Contexto en cifras. Hasta octubre de 2019, un conteo basado en notas periodísticas iniciado en 2013 arrojó que había 491 mujeres asesinadas por razones de género en el estado. Dos de cada 10 tenían hijos. En 38 casos el asesino fue su esposo, novio o pareja sentimental. A la fecha sólo tres habían recibido sentencia. La pena más alta fue de 40 años de prisión.

Cuando Sara tenía tres años y seis meses de edad su papá asesinó a su mamá. En medio del proceso legal después del crimen, sus abuelos paternos buscaron a un juez de lo familiar para quedarse con la custodia de la niña, le dijeron que la pequeña había quedado huérfana de madre –sin especificar cómo murió– y que su padre estaba preso. La juez nunca leyó el expediente y les creyó. 

Mientras, su tía Alejandra, hermana de su mamá, y su abuela materna Argelia, vivían una pesadilla. Ellas pensaron por tres semanas que Olga Nayeli –la madre de Sara–, sólo había desaparecido. Era el 9 de junio de 2014. 

Pasaron los días recorriendo hospitales, morgues, calles, bares, siguiendo pistas de su posible paradero y montando guardias en los Ministerios Públicos, hasta aquel día cuando Moisés –el esposo de Olga Nayeli y padre de Sara– confesó haberla matado a golpes con un marro, cercenar sus extremidades con un cuchillo –que tomó de la cocina– en el mismo cuarto donde estaba su hija, y luego meter lo restos de su esposa en bolsas negras, subirlas a su automóvil  y manejar para buscar un paraje solitario en otro municipio, sepultarla y calcinar los restos. Las dos buscaron a la niña, pero sus abuelos ya la habían ocultado. 

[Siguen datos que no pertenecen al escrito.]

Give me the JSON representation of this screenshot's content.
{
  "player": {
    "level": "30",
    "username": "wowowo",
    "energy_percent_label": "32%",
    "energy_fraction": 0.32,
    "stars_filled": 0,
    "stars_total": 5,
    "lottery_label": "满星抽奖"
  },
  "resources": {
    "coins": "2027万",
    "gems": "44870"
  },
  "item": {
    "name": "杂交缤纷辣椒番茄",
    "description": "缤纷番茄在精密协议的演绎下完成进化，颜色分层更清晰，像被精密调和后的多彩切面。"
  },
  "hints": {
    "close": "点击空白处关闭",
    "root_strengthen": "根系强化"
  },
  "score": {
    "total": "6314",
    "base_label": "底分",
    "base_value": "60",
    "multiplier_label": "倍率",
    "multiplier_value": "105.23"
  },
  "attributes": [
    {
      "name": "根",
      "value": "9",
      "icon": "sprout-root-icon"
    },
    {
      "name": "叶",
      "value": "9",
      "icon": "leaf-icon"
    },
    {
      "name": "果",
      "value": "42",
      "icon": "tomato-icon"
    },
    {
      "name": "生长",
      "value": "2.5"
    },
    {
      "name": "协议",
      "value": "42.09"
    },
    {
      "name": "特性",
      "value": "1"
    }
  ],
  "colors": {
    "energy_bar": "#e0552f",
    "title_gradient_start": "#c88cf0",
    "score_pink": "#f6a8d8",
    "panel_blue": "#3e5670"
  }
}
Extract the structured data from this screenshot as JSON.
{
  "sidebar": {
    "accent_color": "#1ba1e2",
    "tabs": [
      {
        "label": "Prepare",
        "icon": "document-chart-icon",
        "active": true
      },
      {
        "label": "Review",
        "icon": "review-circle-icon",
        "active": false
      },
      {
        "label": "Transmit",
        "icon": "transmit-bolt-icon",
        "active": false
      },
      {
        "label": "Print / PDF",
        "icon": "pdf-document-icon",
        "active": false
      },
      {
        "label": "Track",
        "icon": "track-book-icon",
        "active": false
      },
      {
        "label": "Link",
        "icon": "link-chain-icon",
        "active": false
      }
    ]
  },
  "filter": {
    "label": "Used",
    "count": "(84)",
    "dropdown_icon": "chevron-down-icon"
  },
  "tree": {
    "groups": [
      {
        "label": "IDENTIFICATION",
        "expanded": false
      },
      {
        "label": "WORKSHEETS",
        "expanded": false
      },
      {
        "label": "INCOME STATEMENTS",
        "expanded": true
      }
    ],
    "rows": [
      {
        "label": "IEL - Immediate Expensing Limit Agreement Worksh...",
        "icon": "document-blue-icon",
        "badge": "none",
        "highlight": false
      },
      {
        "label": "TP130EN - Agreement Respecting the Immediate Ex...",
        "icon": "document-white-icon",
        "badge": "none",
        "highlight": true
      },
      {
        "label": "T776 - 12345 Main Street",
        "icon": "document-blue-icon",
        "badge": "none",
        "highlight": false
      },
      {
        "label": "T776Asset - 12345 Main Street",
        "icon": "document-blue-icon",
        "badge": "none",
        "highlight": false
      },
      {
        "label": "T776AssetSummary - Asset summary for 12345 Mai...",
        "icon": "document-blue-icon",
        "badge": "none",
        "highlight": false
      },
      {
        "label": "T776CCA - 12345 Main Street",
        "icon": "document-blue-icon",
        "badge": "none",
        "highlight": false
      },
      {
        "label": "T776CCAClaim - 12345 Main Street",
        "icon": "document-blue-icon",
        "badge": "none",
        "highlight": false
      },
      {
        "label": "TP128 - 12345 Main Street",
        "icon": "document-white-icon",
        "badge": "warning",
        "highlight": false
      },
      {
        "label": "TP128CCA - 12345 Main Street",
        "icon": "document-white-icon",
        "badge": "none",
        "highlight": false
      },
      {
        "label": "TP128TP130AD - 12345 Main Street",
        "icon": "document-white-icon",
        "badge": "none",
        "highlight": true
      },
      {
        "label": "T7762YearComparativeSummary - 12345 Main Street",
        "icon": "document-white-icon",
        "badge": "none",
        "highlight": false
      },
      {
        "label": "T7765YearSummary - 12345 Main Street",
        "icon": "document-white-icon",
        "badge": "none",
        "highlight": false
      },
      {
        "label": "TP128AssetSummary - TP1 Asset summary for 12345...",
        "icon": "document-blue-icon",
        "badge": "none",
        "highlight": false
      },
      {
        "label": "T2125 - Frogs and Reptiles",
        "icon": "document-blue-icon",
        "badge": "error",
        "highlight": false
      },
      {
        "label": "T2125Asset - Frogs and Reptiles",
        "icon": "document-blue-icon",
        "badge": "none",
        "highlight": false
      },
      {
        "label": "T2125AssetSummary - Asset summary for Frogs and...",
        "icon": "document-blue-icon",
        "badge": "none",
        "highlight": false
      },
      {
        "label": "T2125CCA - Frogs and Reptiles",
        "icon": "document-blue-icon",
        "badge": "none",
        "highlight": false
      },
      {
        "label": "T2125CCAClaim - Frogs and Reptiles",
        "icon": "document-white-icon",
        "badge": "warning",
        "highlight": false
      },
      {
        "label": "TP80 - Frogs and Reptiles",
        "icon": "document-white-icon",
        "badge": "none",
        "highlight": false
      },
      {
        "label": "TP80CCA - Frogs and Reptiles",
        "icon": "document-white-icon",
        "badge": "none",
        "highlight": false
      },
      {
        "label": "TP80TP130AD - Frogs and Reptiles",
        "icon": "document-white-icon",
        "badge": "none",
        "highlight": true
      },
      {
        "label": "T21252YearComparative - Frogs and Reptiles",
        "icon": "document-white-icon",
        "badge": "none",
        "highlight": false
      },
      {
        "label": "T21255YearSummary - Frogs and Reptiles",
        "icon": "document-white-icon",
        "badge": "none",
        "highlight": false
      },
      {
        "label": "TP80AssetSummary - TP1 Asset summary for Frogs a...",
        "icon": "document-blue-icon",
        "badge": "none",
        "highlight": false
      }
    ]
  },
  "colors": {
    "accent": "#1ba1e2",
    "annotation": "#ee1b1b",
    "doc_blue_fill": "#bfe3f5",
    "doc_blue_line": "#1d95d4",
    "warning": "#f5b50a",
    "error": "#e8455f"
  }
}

Así pasaron ocho meses más sin que su familia materna supiera dónde estaba Sara. La hermana y la madre de Olga Nayeli pelearon la custodia en cuanto se dieron cuenta de todo, la juez fue exhibida por la prensa por no haber leído el expediente y acusada de beneficiar a los abuelos del feminicida. Cedió a darles a ambas familias 15 días con la niña.  

Sara iba y venía cada dos semanas de la casa de sus abuelos paternos –una pareja sexagenaria que presumía su solvencia económica que le permitió a su hijo Moisés ser médico internista– al hogar que le brindaba su abuela materna, Argelia, quien la había cuidado desde que nació, al igual que a otra de sus nietas casi de la misma edad. 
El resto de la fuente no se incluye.